On the New York Mercantile Exchange, WTI crude for August delivery traded between $44.58 and $46.65 a barrel before closing at $44.90, down $1.91 or 4.08% on the session. On the Intercontinental Exchange (ICE), brent crude for September delivery wavered between $46.16 and $48.22 a barrel, before settling at $46.34, down $2.13 or 4.41% on the day. With the sharp declines, crude erased most of its gains from the previous session, when oil prices soared after forecasts from OPEC showed that world demand could increase substantially over the next year.
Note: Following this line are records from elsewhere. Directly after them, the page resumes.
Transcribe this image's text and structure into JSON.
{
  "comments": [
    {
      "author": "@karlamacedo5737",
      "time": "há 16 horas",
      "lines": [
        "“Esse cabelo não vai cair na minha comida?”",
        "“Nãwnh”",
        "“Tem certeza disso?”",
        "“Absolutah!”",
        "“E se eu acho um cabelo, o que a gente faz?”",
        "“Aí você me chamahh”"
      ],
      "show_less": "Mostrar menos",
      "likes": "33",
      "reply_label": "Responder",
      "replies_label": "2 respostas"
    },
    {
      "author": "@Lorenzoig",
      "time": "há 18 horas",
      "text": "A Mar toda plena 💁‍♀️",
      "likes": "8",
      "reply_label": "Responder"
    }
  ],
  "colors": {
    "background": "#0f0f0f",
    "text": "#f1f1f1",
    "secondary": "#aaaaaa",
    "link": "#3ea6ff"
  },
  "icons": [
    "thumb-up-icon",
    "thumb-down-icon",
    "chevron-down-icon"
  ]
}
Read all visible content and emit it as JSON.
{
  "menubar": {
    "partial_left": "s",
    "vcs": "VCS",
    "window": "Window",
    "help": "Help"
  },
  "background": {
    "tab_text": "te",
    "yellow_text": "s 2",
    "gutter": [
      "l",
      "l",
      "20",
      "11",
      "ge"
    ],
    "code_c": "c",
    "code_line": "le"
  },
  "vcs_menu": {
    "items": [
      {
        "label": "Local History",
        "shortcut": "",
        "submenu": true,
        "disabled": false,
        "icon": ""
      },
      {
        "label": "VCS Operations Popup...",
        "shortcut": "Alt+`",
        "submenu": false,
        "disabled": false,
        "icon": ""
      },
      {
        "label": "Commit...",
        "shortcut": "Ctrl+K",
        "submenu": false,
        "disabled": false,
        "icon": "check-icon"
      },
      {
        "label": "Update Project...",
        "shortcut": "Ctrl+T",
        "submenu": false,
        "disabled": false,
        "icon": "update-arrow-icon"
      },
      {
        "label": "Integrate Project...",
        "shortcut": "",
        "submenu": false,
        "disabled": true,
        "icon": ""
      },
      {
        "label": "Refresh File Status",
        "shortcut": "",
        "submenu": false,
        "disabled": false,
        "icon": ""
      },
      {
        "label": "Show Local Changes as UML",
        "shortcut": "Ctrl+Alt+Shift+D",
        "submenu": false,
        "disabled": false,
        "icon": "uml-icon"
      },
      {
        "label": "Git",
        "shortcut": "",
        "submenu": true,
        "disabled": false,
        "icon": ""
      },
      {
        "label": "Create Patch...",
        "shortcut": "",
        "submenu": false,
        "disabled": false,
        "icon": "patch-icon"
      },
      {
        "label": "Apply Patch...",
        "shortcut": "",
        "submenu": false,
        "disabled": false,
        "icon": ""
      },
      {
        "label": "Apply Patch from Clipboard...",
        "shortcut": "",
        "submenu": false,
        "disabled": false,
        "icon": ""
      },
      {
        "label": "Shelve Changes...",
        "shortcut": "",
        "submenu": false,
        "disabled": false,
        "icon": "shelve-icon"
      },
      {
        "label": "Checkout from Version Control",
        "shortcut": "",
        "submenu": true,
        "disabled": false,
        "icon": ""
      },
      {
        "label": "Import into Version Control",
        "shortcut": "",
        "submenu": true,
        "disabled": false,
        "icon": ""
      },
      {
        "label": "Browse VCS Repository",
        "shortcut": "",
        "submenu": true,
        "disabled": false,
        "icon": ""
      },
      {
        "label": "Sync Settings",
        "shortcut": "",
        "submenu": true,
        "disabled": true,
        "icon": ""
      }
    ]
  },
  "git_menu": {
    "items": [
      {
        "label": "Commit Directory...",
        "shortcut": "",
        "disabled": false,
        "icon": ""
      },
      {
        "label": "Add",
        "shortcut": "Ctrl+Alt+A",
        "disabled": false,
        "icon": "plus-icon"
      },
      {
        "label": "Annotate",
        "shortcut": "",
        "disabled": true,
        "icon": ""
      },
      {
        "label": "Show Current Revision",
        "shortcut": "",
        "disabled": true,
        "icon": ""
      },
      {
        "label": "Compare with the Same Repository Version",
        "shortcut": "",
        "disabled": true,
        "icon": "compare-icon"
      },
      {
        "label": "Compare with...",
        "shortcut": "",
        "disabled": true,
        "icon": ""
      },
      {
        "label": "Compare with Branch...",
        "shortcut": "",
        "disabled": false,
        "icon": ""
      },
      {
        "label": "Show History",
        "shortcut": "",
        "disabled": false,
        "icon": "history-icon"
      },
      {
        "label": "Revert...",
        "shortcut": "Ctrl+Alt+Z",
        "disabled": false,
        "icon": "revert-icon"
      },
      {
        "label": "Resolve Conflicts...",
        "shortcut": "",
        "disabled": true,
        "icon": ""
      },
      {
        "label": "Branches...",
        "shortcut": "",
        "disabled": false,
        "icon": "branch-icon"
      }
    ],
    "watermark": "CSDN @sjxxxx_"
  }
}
On Wednesday morning, the U.S. Energy Information Administration (EIA) said in its Weekly Petroleum Status Report that commercial crude inventories decreased by 2.5 million barrels last week for the week ending on July 8. At 521.8 million barrels, U.S. crude oil inventories are still at historically high levels for this time of year. The draw fell in line with analysts' estimates for a decline of 3.0 million barrels, while defying expectations from the American Petroleum Institute of gains of 2.2 million barrels.
Notably, gasoline inventories increased by 1.2 million barrels for the week, while distillate fuel stockpiles soared by 4.1 million barrels. The gains were concentrated in the Petroleum Administration for Defense Districts 1 (PADD 1) region, which covers a sizeable area of the East Coast. In PADD 1 alone, distillate fuel inventories rose by 1.172 million last week, representing nearly 30% of the overall gains.
While consumers continue to spend at the pump at a steady rate, they haven't traveled enough over the key summer driving season to push gasoline inventories dramatically lower or offset the excessive supply gains. With gasoline stockpiles remaining far above their five-year average, refiners have been forced to halt production leading to seasonally-low levels in the so-called "crack spread". On Wednesday, the RBOB crack spread or the premium of a barrel of gas over a barrel of crude hovered around $12, hitting a five-year low for mid-July. By comparison, the spread stood at $18 two months ago and $28 in the middle of last summer. Without a considerable spike in gasoline demand in the coming weeks, refiners could be forced to remain on the sidelines, further squeezing their margins.
The U.S. Dollar Index, which measures the strength of the greenback versus a basket of six other major currencies, fell more than 0.40% to an intraday low of 96.09. Despite a recent upturn, the index is still down more than 3% since early-December. Dollar denominated commodities such as crude become more expensive for foreign purchasers when the dollar appreciates.